Una stand-up comedy al femminile per combattere gli stereotipi a teatro

Uno spettacolo teatrale pensato e realizzato da donne, anzi in particolare una Stand up comedy, su argomenti svariati, che fa molto molto ridere. Anche gli uomini. “C’è figa – stand-up comedy al femminile”, è un format artistico ideato dall’autrice e attrice Alessandra Flamini a maggio scorso e rappresentato di recente, tra l’altro, per una serata speciale, al Teatro Garbatella di Roma.
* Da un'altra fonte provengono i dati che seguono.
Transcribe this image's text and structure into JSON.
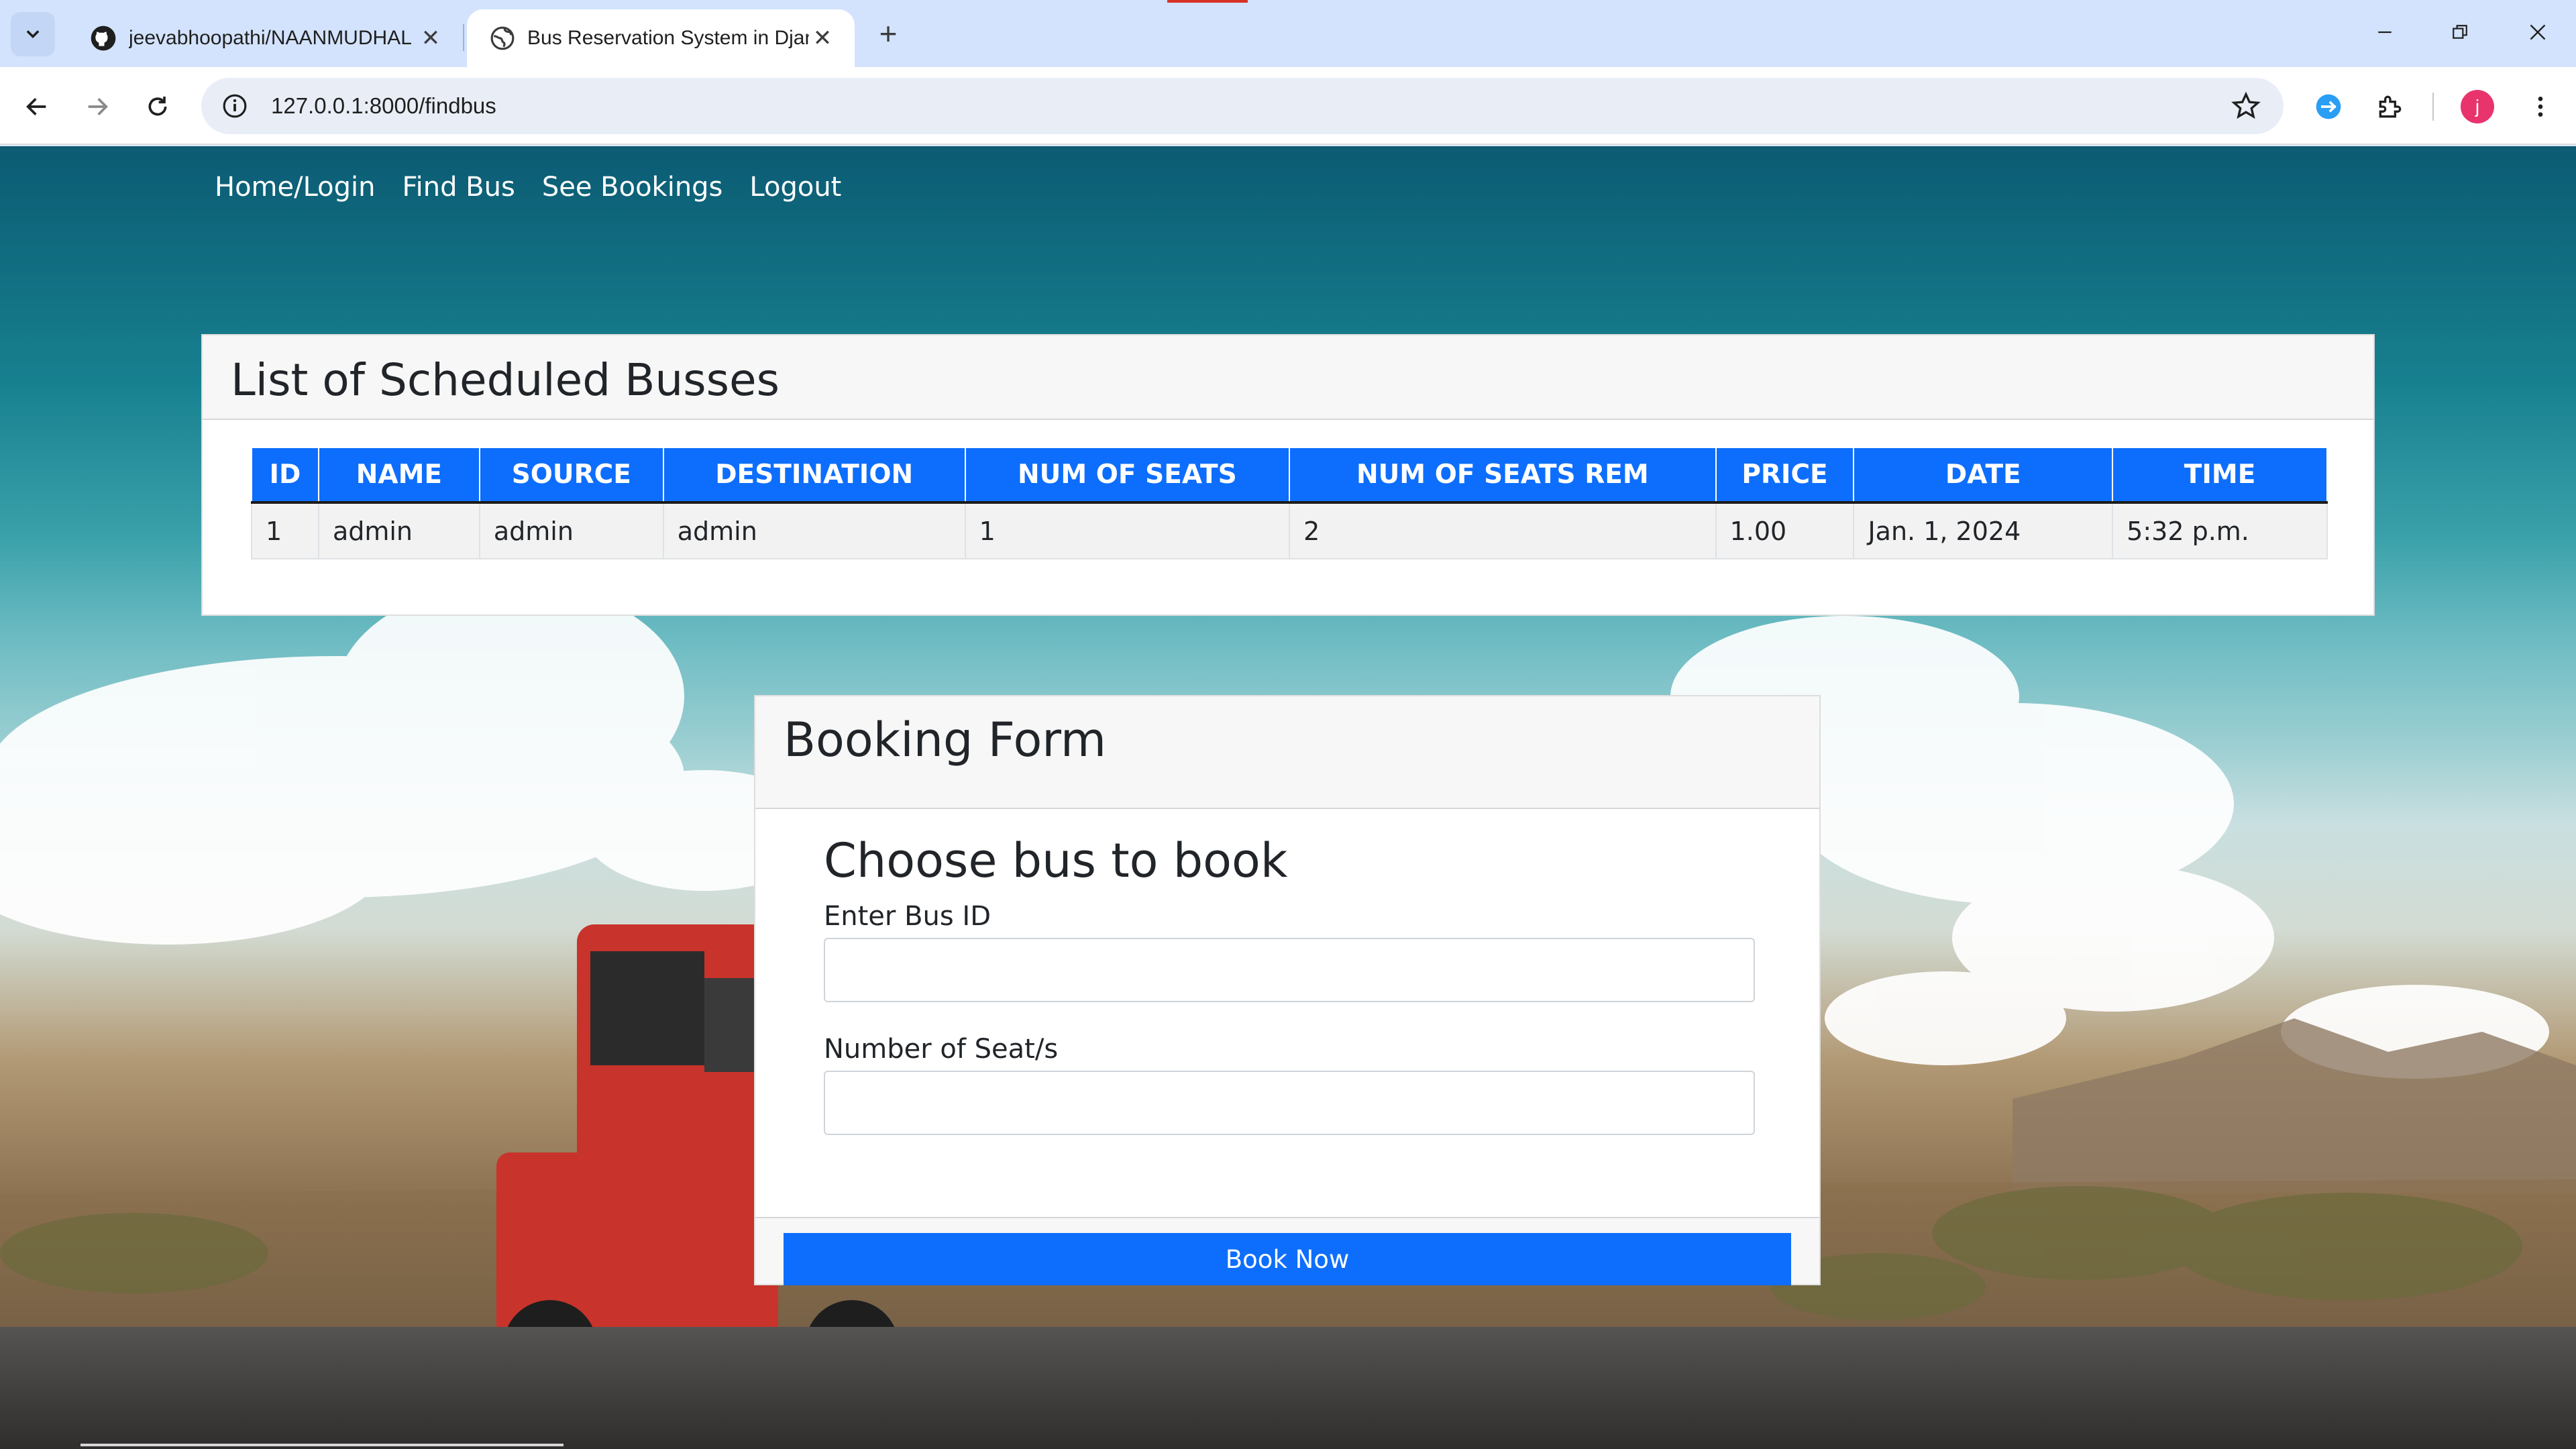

Il progetto, che vuole sfatare lo stereotipo che a far ridere sono più bravi gli uomini, è stato finanziato con i fondi cultura del Municipio Roma VIII.

Dalle tematiche sociali a quelle di costume alla vita quotidiana 

Le tematiche dei monologhi sono varie e sempre interessanti; partono da spunti d’attualità, come la difficile ricerca di un posto di lavoro, il ruolo delle mamme, i rapporti con l’altro sesso, i tabù – quello che le donne spesso non dicono – sulle pratiche sessuali. Il tutto raccontato in chiave salace e divertente. Si spazia, quindi, dal sociale al costume, dalla politica alla vita quotidiana. Dalla madre alla prese con la febbre della figlia che la imbottisce di medicinali pur di partire per le agognate vacanze alla ragazza che va a lavorare come commessa a Londra, fino alle nevrosi più comuni e agli stereotipi sulle differenze tra gli abitanti di Roma Nord (dove gli ascensori hanno dei divanetti per riposarsi) e Roma Sud. Comune denominatore delle performance è l’irriverenza tipica della stand up comedy, con grande coinvolgimento e divertimento del pubblico in sala.

Un format contro il bias culturale che vuole le donne inferiori agli uomini nella comicità 

L’idea – spiega Flamini, attrice, regista e autrice da sempre attenta ai temi delle donne – nasce un giorno in cui un mio collega stand up comedian mi disse: ‘Questa sera devo andare a vedere una serata di comicità con solo donne. Che noia, le donne non fanno ridere… ma almeno c’è figa’”.

Da questo episodio nasce il titolo e anche il format creato con l’obiettivo di combattere quel bias culturale, fortemente radicato in Italia, che vuole le donne inferiori agli uomini nella comicità e l’idea che la capacità di far ridere il pubblico sia una peculiarità di genere. Uno stereotipo che affonda le origini nel passato quando far ridere non era visto confacente alla natura della donna, specie se di bell’aspetto.

Le poche comiche, insomma, soprattutto negli anni ’50 e ’60, dovevano essere perlomeno brutte. L’obiettivo di questo spettacolo, rappresentato nei mesi scorsi anche alla Casa internazionale delle donne, è quello di conquistare altri spazi, tematiche e pubblico, creando, come dice Flamini, “una cultura della risata al femminile”.

Occorre lavorare sulle nuove narrazioni

Sul palco, oltre ad Alessandra Flamini, si sono passate tra loro il testimone Monir Ghassem, Ilaria Giambini, Shara Guandalini, Valentina Medda e Micol Pavoncello.
La nostra associazione – spiega Giulia Morello, presidente dell’Associazione Dire Fare Cambiare – lavora sul tema della parità di genere nel settore culturale e il progetto ideato da Alessandra Flamini è assolutamente in linea con la nostra idea di cultura del cambiamento. É importante dare voce alle donne e lavorare su nuove narrazioni non dimenticandoci che la cultura ha il compito e la responsabilità di cambiare e proporre nuovi immaginari”.

D’altronde il tema della parità di genere nel mondo del teatro e dello spettacolo, a dispetto da quanto si potrebbe immaginare in un ambito culturale così importante, è molto sentito. “Nel mondo del teatro – prosegue Morello – si riscontrano ancora pregiudizi e scarsissima presenza femminile. Per fare un esempio nei festival, luogo di eccellenza per presentare le anteprime, è molto difficile trovare donne in ruoli apicali. Inoltre, padrini e madrine di queste manifestazioni hanno paghe molto diverse, le donne guadagnano di meno”.